Lets leave aside for a moment that the ECB has only slowly, haltingly and seemingly grudgingly taken on board the trappings of a real central bank. Trichet was never going to talk to the Oireachtas and be seen to be held in some way accountable.
The Institute of International and European Affairs (IIEA) compromise was perhaps the best that could be achieved.
That said, whoever agreed to the layout should hang their head in shame. A patrician, dismissive, tetchy Trichet literally looked down on a penitent row of humble petitioners.
He fairly and squarely blamed the mess on us, and the guarantee on the shoulders of former Taoiseach Brian Cowen. The late Finance Minister Mr Brian Lenihan was called a liar. The ECB did nothing wrong. Ever.
He didn’t answer many questions and more astonishingly wasn’t asked about the ongoing waste that is the promissory note.
He was unaware of the details of the imminent collapse of Anglo and seemed even in retrospect not to care. No roman proconsul attending a meeting of a local town council as the natives complained about some sheep stolen by the legions could have been as dismissive.
However, that is what an independent central bank (or monetary authority) does. It rides over and above local concerns. Veni, vidi, vitavi.
The lack of any democratic control, oversight or even feedback to the ECB was laid bare on Thursday. We should be in no doubt as to our place in the world.

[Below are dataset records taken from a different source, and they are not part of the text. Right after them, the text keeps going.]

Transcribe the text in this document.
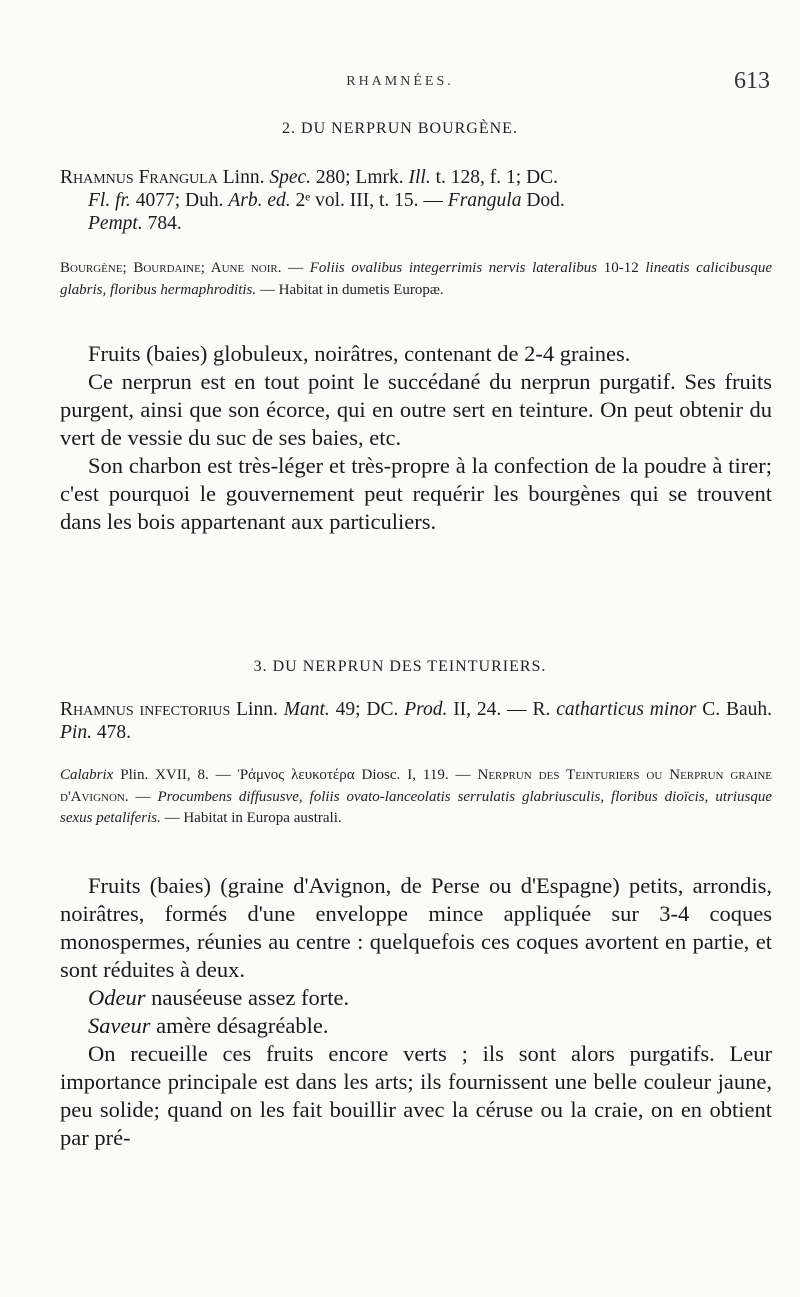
RHAMNÉES.	613
2. DU NERPRUN BOURGÈNE.
Rhamnus Frangula Linn. Spec. 280; Lmrk. Ill. t. 128, f. 1; DC.
Fl. fr. 4077; Duh. Arb. ed. 2ᵉ vol. III, t. 15. — Frangula Dod.
Pempt. 784.
Bourgène; Bourdaine; Aune noir. — Foliis ovalibus integerrimis nervis lateralibus 10-12 lineatis calicibusque glabris, floribus hermaphroditis. — Habitat in dumetis Europæ.

Fruits (baies) globuleux, noirâtres, contenant de 2-4 graines.

Ce nerprun est en tout point le succédané du nerprun purgatif. Ses fruits purgent, ainsi que son écorce, qui en outre sert en teinture. On peut obtenir du vert de vessie du suc de ses baies, etc.

Son charbon est très-léger et très-propre à la confection de la poudre à tirer; c'est pourquoi le gouvernement peut requérir les bourgènes qui se trouvent dans les bois appartenant aux particuliers.

3. DU NERPRUN DES TEINTURIERS.
Rhamnus infectorius Linn. Mant. 49; DC. Prod. II, 24. — R. catharticus minor C. Bauh. Pin. 478.
Calabrix Plin. XVII, 8. — Ῥάμνος λευκοτέρα Diosc. I, 119. — Nerprun des Teinturiers ou Nerprun graine d'Avignon. — Procumbens diffususve, foliis ovato-lanceolatis serrulatis glabriusculis, floribus dioïcis, utriusque sexus petaliferis. — Habitat in Europa australi.

Fruits (baies) (graine d'Avignon, de Perse ou d'Espagne) petits, arrondis, noirâtres, formés d'une enveloppe mince appliquée sur 3-4 coques monospermes, réunies au centre : quelquefois ces coques avortent en partie, et sont réduites à deux.

Odeur nauséeuse assez forte.

Saveur amère désagréable.

On recueille ces fruits encore verts ; ils sont alors purgatifs. Leur importance principale est dans les arts; ils fournissent une belle couleur jaune, peu solide; quand on les fait bouillir avec la céruse ou la craie, on en obtient par pré-
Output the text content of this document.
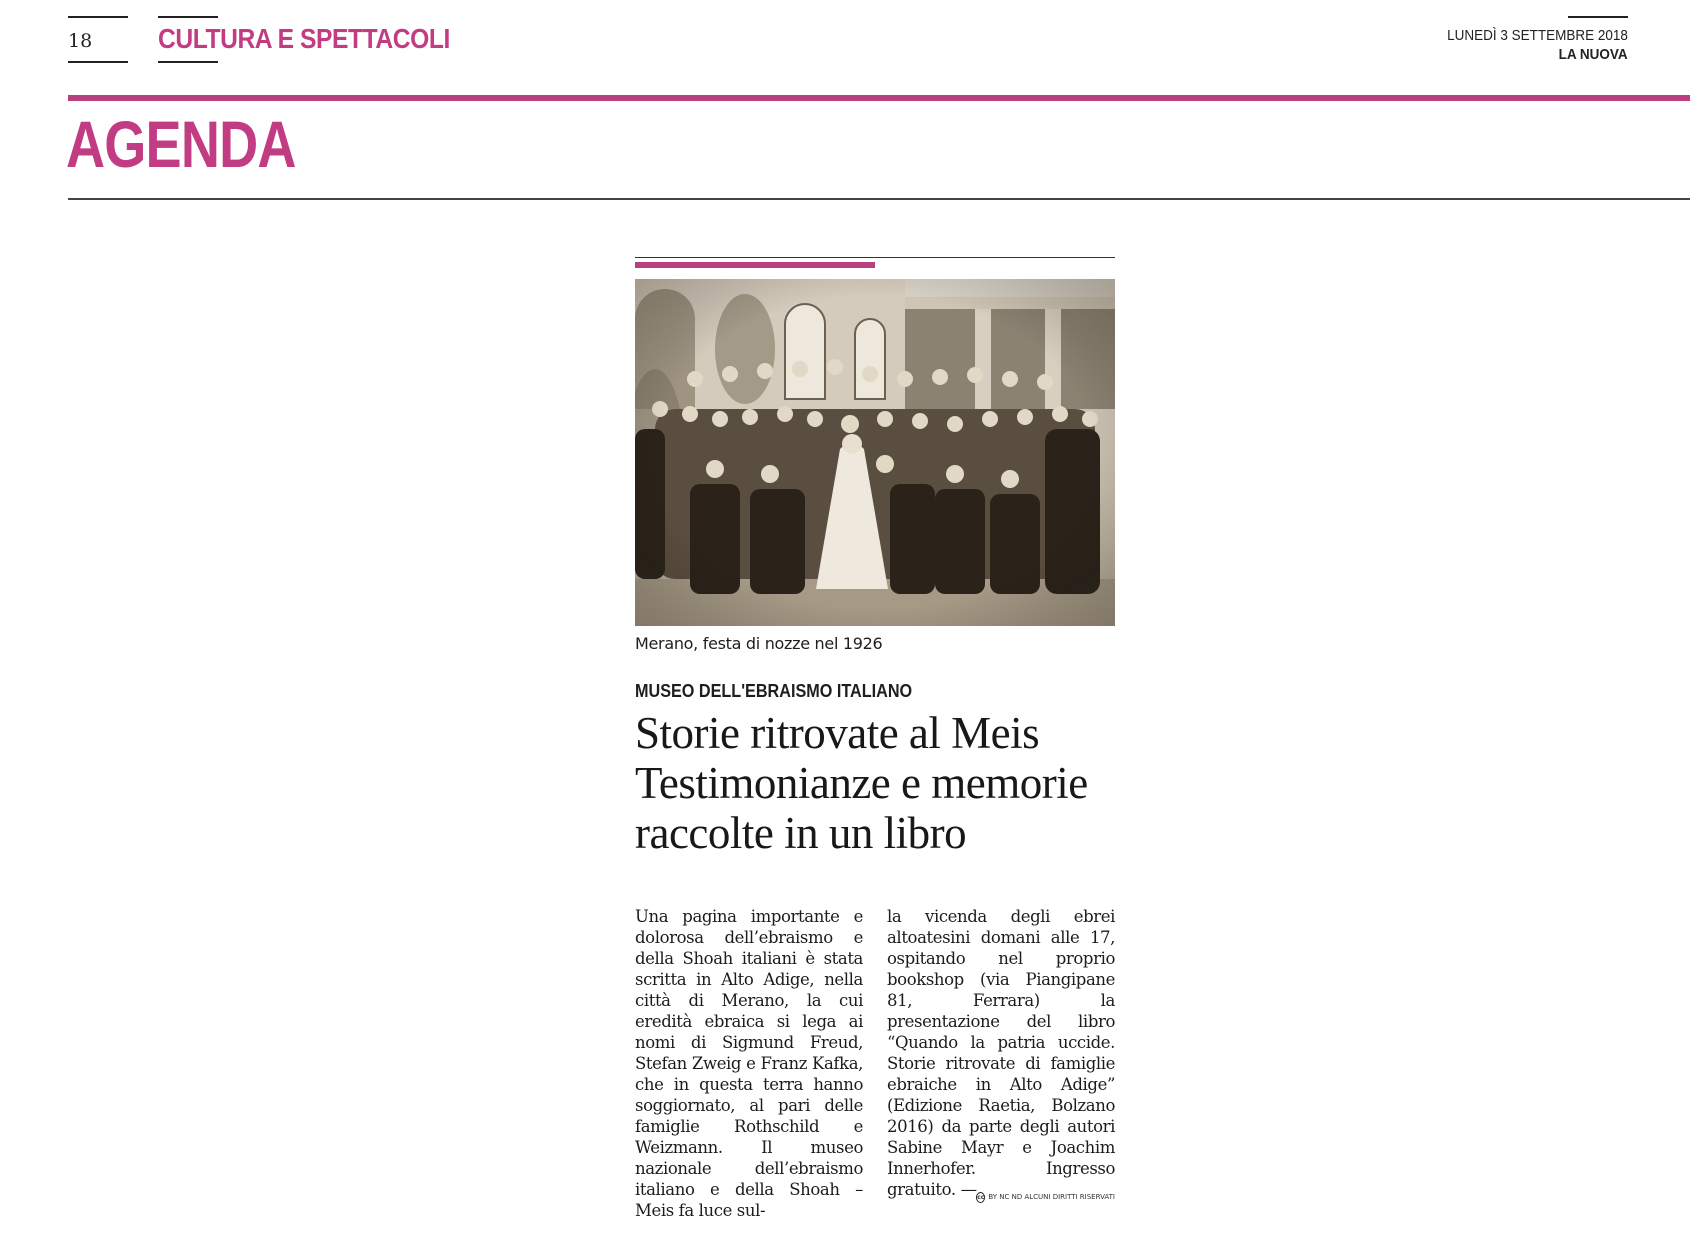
18	CULTURA E SPETTACOLI	LUNEDÌ 3 SETTEMBRE 2018
LA NUOVA
AGENDA
Merano, festa di nozze nel 1926
MUSEO DELL'EBRAISMO ITALIANO
Storie ritrovate al Meis
Testimonianze e memorie
raccolte in un libro
Una pagina importante e dolorosa dell’ebraismo e della Shoah italiani è stata scritta in Alto Adige, nella città di Merano, la cui eredità ebraica si lega ai nomi di Sigmund Freud, Stefan Zweig e Franz Kafka, che in questa terra hanno soggiornato, al pari delle famiglie Rothschild e Weizmann. Il museo nazionale dell’ebraismo italiano e della Shoah – Meis fa luce sul-
la vicenda degli ebrei altoatesini domani alle 17, ospitando nel proprio bookshop (via Piangipane 81, Ferrara) la presentazione del libro “Quando la patria uccide. Storie ritrovate di famiglie ebraiche in Alto Adige” (Edizione Raetia, Bolzano 2016) da parte degli autori Sabine Mayr e Joachim Innerhofer. Ingresso gratuito. — cc BY NC ND ALCUNI DIRITTI RISERVATI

We didn’t matter, all that mattered was our potential for causing trouble via bonds, which of course the ECB merely suggested, hoped, desired, we not burn. Veni, vici, voluit. Ever helpful, we took on board the suggestion and have been paying for it ever since.
We also saw the lack of democratic oversight in action with Patrick Honohan. In the heady days when the IMF was camped in the 5-star Merrion Hotel getting increasingly concerned at our profligate ways, he came on the radio and cut the Government off at its elected, bumbling, clownish knees and announced we should enjoy the luxury brand flakes as it was thin gruel from thereon in.
That may have done the state some service in assuring us that at least one senior official was conscious but it perhaps was not his place (although someone had to).
Throughout the bailout he spoke the truth, and that is something we should appreciate. Too much of the ruin we saw emerged from the lack of independence of the central bank. A long history as the Dame Street retirement home of the Department of Finance eviscerated its limited independence.
Honohan’s appointment marked a sea change, and it was clear that he took the remit seriously. We saw recently a faceoff on mortgages. He didn’t back down (at least not all the way) in the face of severe, un-evidenced, politicised government interference.
It is hard to imagine many of his predecessors acting the same way. Whatever about the European stage, domestically he was a strong and independent banker. These two issues show the tension. We need independent central bankers to stand up to the worst instincts of populism.
Veni vidi. That though is neither popular nor politic. What should be the case is that the independent central banker is humble (not a trait one could accuse Jean-Claude Trichet of possessing) and as open as possible as early as possible.
If we cannot have oversight then we must settle for hindsight but it should be delivered early and openly. Not late, grudgingly and haughtily.